Sei nuovi fatti «stilizzati» sulla crescita Fatto n. 4 – Storicamente, l'industrializzazione e l'export di manufatti hanno garantito la crescita rapida più di ogni altra strategia. Ovvero, basare la crescita soltanto sulle materie prime e il settore primario – agricoltura e risorse naturali – non ha portato al successo invece indotto da industrializzazione e export.

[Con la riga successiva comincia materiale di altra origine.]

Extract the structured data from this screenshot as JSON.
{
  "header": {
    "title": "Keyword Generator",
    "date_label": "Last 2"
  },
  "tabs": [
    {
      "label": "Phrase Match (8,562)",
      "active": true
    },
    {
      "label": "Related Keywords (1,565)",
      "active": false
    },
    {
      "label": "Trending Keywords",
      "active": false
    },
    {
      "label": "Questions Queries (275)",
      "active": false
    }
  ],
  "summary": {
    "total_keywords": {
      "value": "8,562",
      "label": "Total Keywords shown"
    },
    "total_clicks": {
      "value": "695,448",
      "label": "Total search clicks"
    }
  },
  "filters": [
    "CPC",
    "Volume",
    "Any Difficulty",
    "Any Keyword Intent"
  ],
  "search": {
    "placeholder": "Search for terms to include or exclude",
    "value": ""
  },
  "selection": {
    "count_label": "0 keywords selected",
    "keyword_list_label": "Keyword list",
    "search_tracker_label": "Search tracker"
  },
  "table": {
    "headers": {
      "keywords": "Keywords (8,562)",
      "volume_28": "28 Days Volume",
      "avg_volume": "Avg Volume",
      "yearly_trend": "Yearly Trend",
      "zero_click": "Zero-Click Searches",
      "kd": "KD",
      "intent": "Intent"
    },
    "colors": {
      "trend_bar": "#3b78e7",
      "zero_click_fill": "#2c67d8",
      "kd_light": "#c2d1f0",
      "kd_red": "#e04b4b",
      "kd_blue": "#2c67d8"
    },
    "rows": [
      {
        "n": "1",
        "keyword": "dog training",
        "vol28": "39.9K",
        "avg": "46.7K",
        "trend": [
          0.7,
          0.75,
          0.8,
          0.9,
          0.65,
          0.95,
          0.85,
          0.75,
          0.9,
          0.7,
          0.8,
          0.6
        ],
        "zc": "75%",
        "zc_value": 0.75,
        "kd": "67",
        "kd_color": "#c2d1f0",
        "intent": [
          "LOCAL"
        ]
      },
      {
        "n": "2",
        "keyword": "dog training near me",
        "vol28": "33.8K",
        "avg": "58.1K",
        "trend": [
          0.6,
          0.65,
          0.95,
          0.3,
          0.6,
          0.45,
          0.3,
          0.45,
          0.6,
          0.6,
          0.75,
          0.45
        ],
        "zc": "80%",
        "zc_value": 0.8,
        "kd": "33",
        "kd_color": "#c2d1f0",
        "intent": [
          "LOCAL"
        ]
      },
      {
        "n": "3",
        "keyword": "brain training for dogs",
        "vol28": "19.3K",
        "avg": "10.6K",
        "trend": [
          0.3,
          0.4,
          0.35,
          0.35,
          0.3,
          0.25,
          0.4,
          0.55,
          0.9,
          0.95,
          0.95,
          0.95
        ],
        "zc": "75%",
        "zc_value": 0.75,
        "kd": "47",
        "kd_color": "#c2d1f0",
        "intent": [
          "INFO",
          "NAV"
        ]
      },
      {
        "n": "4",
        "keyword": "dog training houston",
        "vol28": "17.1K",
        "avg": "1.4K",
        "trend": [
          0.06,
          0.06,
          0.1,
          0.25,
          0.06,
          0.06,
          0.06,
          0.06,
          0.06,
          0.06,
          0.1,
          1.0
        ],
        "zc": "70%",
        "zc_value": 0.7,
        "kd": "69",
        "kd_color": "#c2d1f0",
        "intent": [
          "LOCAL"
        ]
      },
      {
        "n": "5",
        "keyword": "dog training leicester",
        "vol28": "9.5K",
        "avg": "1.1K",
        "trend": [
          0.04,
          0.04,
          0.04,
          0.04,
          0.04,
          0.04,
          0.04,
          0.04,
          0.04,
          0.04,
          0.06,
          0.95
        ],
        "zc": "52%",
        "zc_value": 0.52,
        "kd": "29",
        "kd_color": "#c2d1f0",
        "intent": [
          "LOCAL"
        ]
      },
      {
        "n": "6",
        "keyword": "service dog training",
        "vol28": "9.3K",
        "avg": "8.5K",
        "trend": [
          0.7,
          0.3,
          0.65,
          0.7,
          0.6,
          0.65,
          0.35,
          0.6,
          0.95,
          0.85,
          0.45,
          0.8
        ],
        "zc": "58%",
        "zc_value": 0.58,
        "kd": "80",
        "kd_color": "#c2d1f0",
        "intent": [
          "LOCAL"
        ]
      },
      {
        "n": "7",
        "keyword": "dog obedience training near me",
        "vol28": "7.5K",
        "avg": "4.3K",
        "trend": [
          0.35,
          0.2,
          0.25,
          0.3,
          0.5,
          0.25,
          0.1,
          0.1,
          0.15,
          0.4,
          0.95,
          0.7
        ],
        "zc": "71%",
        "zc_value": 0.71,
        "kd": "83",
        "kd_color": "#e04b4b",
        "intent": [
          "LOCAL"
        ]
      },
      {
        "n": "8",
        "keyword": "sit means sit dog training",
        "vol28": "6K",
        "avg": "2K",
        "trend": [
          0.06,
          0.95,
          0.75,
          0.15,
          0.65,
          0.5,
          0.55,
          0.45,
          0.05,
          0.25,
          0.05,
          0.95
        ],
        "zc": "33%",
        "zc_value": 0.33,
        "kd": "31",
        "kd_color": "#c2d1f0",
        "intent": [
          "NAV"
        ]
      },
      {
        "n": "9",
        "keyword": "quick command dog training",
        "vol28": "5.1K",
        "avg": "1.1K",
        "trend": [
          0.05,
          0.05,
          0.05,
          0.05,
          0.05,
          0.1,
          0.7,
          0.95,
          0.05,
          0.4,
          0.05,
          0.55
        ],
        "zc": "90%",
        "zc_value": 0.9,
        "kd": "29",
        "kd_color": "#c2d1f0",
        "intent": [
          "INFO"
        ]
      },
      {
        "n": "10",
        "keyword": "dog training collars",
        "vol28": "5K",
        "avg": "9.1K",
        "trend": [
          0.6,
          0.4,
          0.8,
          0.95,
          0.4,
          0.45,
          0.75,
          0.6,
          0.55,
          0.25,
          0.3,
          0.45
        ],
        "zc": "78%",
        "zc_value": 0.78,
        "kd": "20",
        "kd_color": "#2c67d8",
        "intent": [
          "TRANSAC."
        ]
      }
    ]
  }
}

Sei nuovi fatti «stilizzati» sulla crescita Fatto n. 5 – Se non si ha convergenza tra le economie, si ha però tra industrie manifatturiere Guardiamo ai livelli iniziali di produzione e di produttività. Tanto minori sono i livelli di produzione, tanto maggiori i tassi di crescita della produttività, cosicché nel lungo periodo questi tendono a convergere (si potrebbe però anche dire: le tecnologie, e quindi le industri, tendono a diffondersi, «assomigliandosi»).

Sei nuovi fatti «stilizzati» sulla crescita Fatto n. 6 – Le economie che hanno avuto maggiori tassi di crescita e sono cresciute maggiormente non sono quelle con meno intervento statale e governativo. Guardiamo all’evidenza: i paesi che hanno avuto maggiore successo non sono stati quelli meno «interventisti»

Sei nuovi fatti «stilizzati» sulla crescita In sostanza, una lezione può essere che sono le politiche «non ortodosse» a funzionare, spesso, perché si adattano alle circostanze locali – vedi l’esperienza cinese e di molti paesi asiatici.